Leon scowled at being a cockroach, even if he didn’t actually take much offense to it. Scowling was simply an expression that came easily to him. “You’re shit at compliments,” he said, deciding that being called a cockroach in this context probably was a compliment. “I hope you know that.”
The paramedics were out of the ambulance now, though as he saw them preparing the gerney be called out “I can walk.” Well, kind of. With help. “I really don’t need that thing.”

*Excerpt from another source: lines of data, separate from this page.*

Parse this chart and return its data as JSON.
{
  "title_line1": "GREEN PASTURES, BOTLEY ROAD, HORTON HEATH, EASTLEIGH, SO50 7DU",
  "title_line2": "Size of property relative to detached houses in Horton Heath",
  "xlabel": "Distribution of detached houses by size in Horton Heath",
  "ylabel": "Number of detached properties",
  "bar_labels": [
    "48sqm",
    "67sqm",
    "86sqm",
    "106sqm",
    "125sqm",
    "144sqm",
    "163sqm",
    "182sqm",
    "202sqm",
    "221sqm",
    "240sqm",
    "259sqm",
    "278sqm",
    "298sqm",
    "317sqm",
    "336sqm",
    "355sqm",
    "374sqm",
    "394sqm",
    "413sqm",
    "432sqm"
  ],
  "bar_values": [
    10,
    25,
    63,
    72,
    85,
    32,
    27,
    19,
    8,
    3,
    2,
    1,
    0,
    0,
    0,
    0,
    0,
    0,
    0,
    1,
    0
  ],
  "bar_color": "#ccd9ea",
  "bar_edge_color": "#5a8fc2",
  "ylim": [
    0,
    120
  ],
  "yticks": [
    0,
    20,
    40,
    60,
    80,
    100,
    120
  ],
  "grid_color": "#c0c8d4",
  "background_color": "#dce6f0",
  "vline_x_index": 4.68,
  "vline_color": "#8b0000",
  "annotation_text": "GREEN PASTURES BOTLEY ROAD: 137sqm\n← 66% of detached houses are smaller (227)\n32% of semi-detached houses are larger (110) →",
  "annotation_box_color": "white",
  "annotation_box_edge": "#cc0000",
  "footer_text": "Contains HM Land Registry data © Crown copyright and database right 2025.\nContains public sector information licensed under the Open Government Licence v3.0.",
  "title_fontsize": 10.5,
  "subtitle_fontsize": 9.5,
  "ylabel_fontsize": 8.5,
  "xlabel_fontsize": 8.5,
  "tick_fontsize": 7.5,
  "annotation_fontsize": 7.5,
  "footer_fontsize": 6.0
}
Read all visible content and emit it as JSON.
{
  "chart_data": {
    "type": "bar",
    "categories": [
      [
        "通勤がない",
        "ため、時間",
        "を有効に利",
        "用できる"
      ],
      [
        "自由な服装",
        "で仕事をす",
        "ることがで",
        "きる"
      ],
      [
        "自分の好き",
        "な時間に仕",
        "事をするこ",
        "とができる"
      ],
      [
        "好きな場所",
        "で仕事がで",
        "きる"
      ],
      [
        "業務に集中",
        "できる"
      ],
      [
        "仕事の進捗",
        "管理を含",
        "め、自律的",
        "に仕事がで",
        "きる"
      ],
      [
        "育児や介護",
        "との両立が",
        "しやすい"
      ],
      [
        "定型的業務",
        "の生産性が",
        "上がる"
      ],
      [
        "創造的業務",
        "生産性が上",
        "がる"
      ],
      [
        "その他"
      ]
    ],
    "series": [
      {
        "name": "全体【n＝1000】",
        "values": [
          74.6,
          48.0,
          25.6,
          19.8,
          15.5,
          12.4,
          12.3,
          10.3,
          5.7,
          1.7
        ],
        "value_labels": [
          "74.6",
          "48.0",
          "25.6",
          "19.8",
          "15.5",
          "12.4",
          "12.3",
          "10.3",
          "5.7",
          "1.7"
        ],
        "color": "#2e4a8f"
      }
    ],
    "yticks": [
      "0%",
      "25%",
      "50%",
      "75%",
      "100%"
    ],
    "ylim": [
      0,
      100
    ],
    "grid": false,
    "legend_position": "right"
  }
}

Oh, she did. Know that, that is, hence the shit-eating grin. And she did meant it as a compliment, considering those little creepy fuckers could survive the apocalypse and outlive the entire human race.
Revy rolled her eyes, fighting back the urge to pull out a cigarette and just watch him waddle pathetically to the ambulance. Fine, she’d help him up, grabbed his arm to drape it around her shoulder to help him to his feet. “C’mon, you macho fuck, let’s move your feet and get you up on that damn thing. And try to not be the worst patience in existence, got it? You’ll make it worse.”
Besides, she needed her drinking buddy back soon so she could watch him be a fucking fool with his attempts at picking up bimbos.